Imagine you've got a table similar to this:
|email | purchase_date |
|:--------------|:---------------------|
|stan@gmail.com | Jun 30 2020 12:00AM |
|stan@gmail.com | Aug 05 2020 5:00PM |
|stan@gmail.com | Mar 22 2018 3:00AM |
|eric@yahoo.com | Aug 05 2020 5:00PM |
|eric@yahoo.com | Mar 22 2018 3:00PM |
|kyle@gmail.com | Mar 22 2018 3:00PM |
|kyle@gmail.com | Jun 30 2020 12:00AM |
|kyle@gmail.com | Aug 05 2020 5:00PM |
|kenny@gmail.com| Aug 05 2020 5:00PM |
Totally random. The actual database I work with is actually more complex with much more columns.
Both the columns are STRING type. Which is not convenient. The purchase date should be DATE type. Kenny made only one purchase, so there shouldn't be any row for him in the result table. Also notice that a there's a lot of identical dates.

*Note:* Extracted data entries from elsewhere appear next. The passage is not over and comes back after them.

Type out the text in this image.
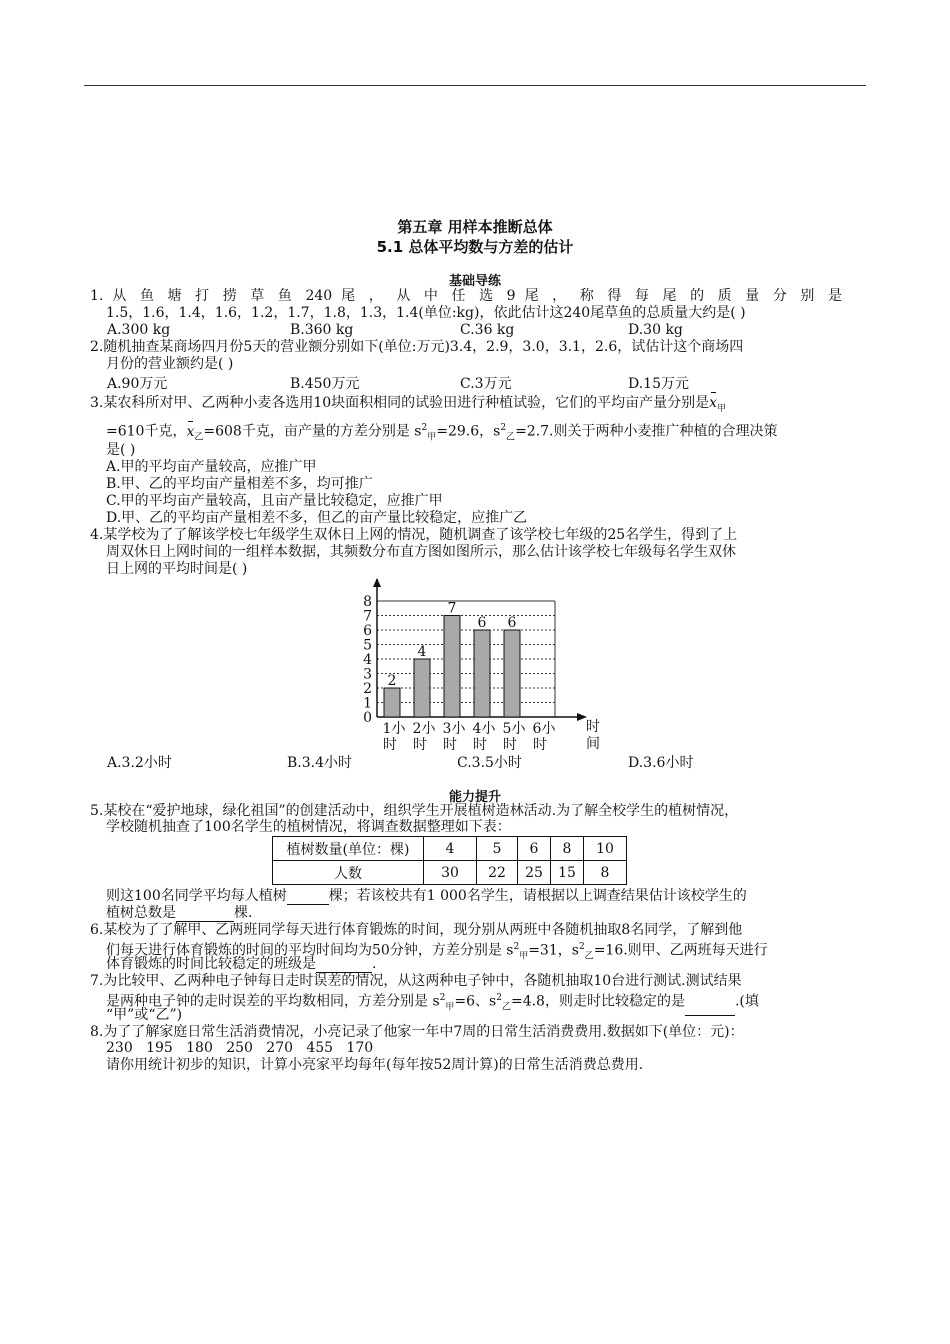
第五章 用样本推断总体
5.1 总体平均数与方差的估计
基础导练
1. 从 鱼 塘 打 捞 草 鱼 240 尾 ， 从 中 任 选 9 尾 ， 称 得 每 尾 的 质 量 分 别 是
1.5，1.6，1.4，1.6，1.2，1.7，1.8，1.3，1.4(单位:kg)，依此估计这240尾草鱼的总质量大约是( )
A.300 kg	B.360 kg	C.36 kg	D.30 kg
2.随机抽查某商场四月份5天的营业额分别如下(单位:万元)3.4，2.9，3.0，3.1，2.6，试估计这个商场四
月份的营业额约是( )
A.90万元	B.450万元	C.3万元	D.15万元
3.某农科所对甲、乙两种小麦各选用10块面积相同的试验田进行种植试验，它们的平均亩产量分别是$x_甲$
=610千克，$x_乙=608$千克，亩产量的方差分别是 $s^2_甲=29.6$，$s^2_乙=2.7$.则关于两种小麦推广种植的合理决策
是( )
A.甲的平均亩产量较高，应推广甲
B.甲、乙的平均亩产量相差不多，均可推广
C.甲的平均亩产量较高，且亩产量比较稳定，应推广甲
D.甲、乙的平均亩产量相差不多，但乙的亩产量比较稳定，应推广乙
4.某学校为了了解该学校七年级学生双休日上网的情况，随机调查了该学校七年级的25名学生，得到了上
周双休日上网时间的一组样本数据，其频数分布直方图如图所示，那么估计该学校七年级每名学生双休
日上网的平均时间是( )
0
1
2
3
4
5
6
7
8
2
1小
时
4
2小
时
7
3小
时
6
4小
时
6
5小
时
6小
时
时
间
A.3.2小时	B.3.4小时	C.3.5小时	D.3.6小时
能力提升
5.某校在“爱护地球，绿化祖国”的创建活动中，组织学生开展植树造林活动.为了解全校学生的植树情况，
学校随机抽查了100名学生的植树情况，将调查数据整理如下表：
植树数量(单位：棵)	4	5	6	8	10
人数	30	22	25	15	8
则这100名同学平均每人植树	棵；若该校共有1 000名学生，请根据以上调查结果估计该校学生的
植树总数是	棵.
6.某校为了了解甲、乙两班同学每天进行体育锻炼的时间，现分别从两班中各随机抽取8名同学，了解到他
们每天进行体育锻炼的时间的平均时间均为50分钟，方差分别是 $s^2_甲=31$，$s^2_乙=16$.则甲、乙两班每天进行
体育锻炼的时间比较稳定的班级是	.
7.为比较甲、乙两种电子钟每日走时误差的情况，从这两种电子钟中，各随机抽取10台进行测试.测试结果
是两种电子钟的走时误差的平均数相同，方差分别是 $s^2_甲=6$、$s^2_乙=4.8$，则走时比较稳定的是	.(填
“甲”或“乙”)
8.为了了解家庭日常生活消费情况，小亮记录了他家一年中7周的日常生活消费费用.数据如下(单位：元)：
230   195   180   250   270   455   170
请你用统计初步的知识，计算小亮家平均每年(每年按52周计算)的日常生活消费总费用.
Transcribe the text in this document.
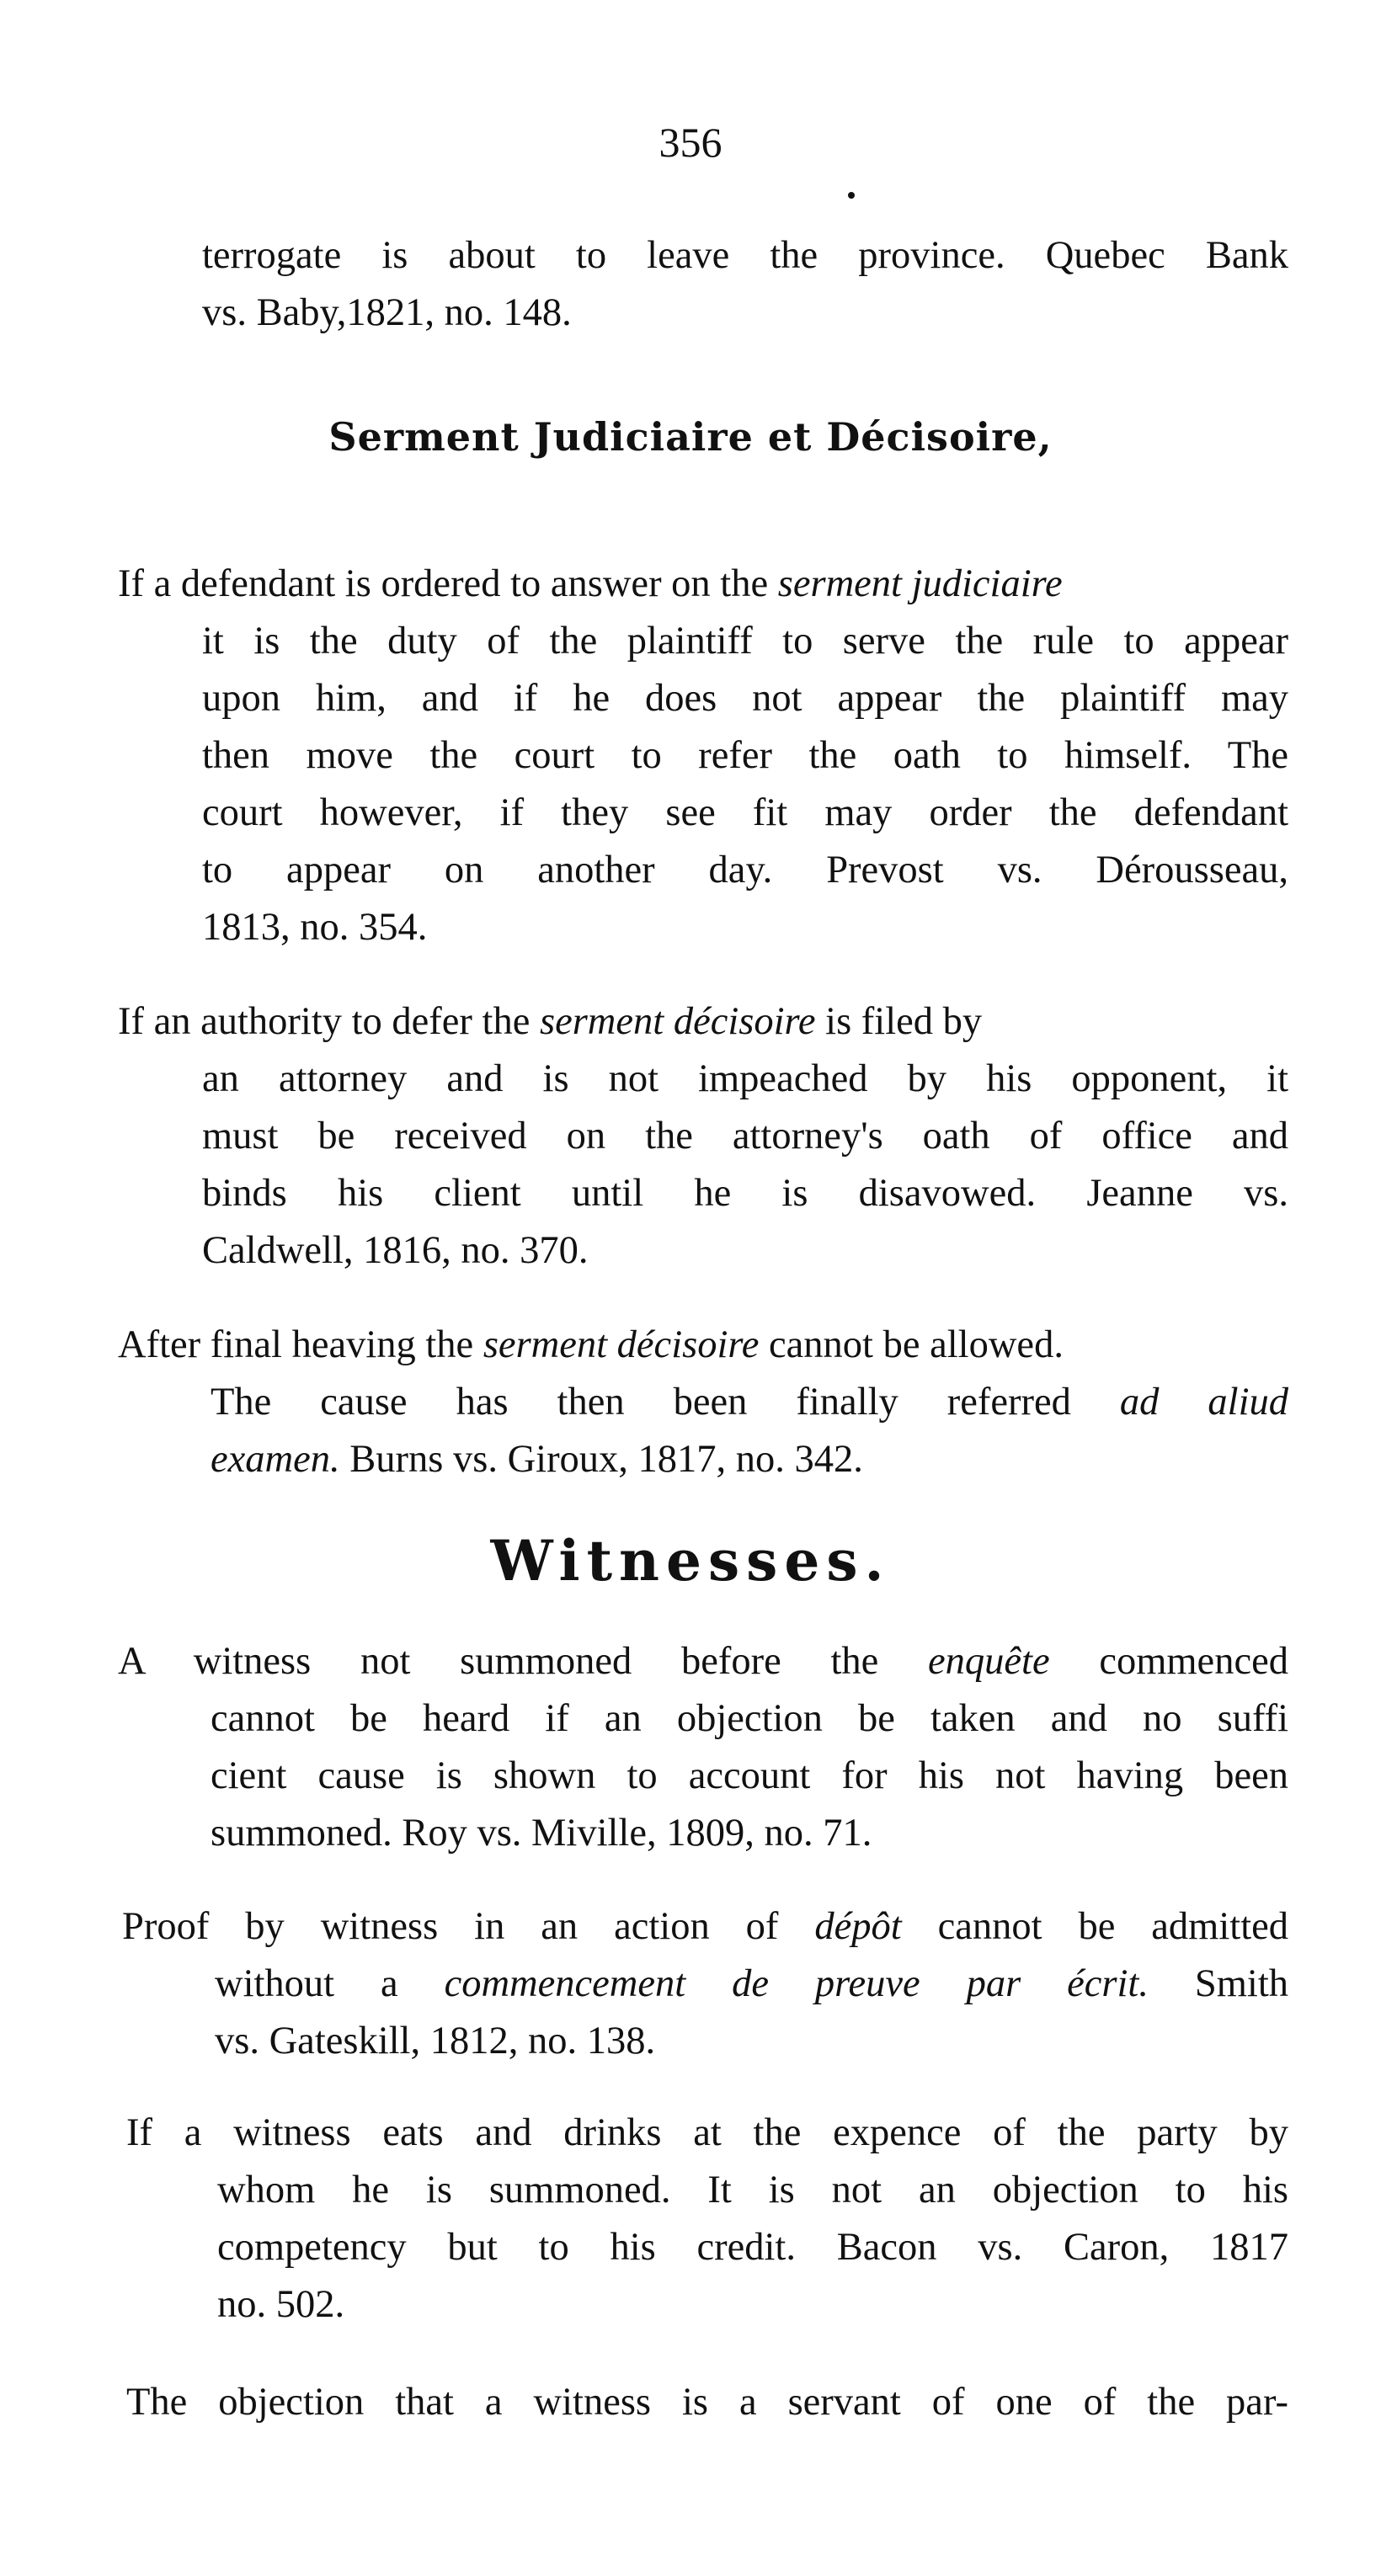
356
terrogate is about to leave the province. Quebec Bank
vs. Baby,1821, no. 148.
Serment Judiciaire et Décisoire,
If a defendant is ordered to answer on the serment judiciaire
it is the duty of the plaintiff to serve the rule to appear
upon him, and if he does not appear the plaintiff may
then move the court to refer the oath to himself. The
court however, if they see fit may order the defendant
to appear on another day. Prevost vs. Dérousseau,
1813, no. 354.
If an authority to defer the serment décisoire is filed by
an attorney and is not impeached by his opponent, it
must be received on the attorney's oath of office and
binds his client until he is disavowed. Jeanne vs.
Caldwell, 1816, no. 370.
After final heaving the serment décisoire cannot be allowed.
The cause has then been finally referred ad aliud
examen. Burns vs. Giroux, 1817, no. 342.
Witnesses.
A witness not summoned before the enquête commenced
cannot be heard if an objection be taken and no suffi
cient cause is shown to account for his not having been
summoned. Roy vs. Miville, 1809, no. 71.
Proof by witness in an action of dépôt cannot be admitted
without a commencement de preuve par écrit. Smith
vs. Gateskill, 1812, no. 138.
If a witness eats and drinks at the expence of the party by
whom he is summoned. It is not an objection to his
competency but to his credit. Bacon vs. Caron, 1817
no. 502.
The objection that a witness is a servant of one of the par-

I'd like to select the email and the 2nd oldest purchase date (named as 'second_purchase') for each email address, so that the result looks like this:
|email | second_purchase |
|:--------------|:-------------------- |
|stan@gmail.com | Jun 30 2020 12:00AM |
|eric@yahoo.com | Aug 05 2021 5:00PM |
|kyle@gmail.com | Jun 30 2020 12:00AM |
I can't seem to get the logic or syntax right. I don't want to put all my codes in here, because I've tried many variations of my idea... It didn't seem to work somehow. But I'd love to see an example code from someone skilled in SQL. My idea is maybe not that great..:-)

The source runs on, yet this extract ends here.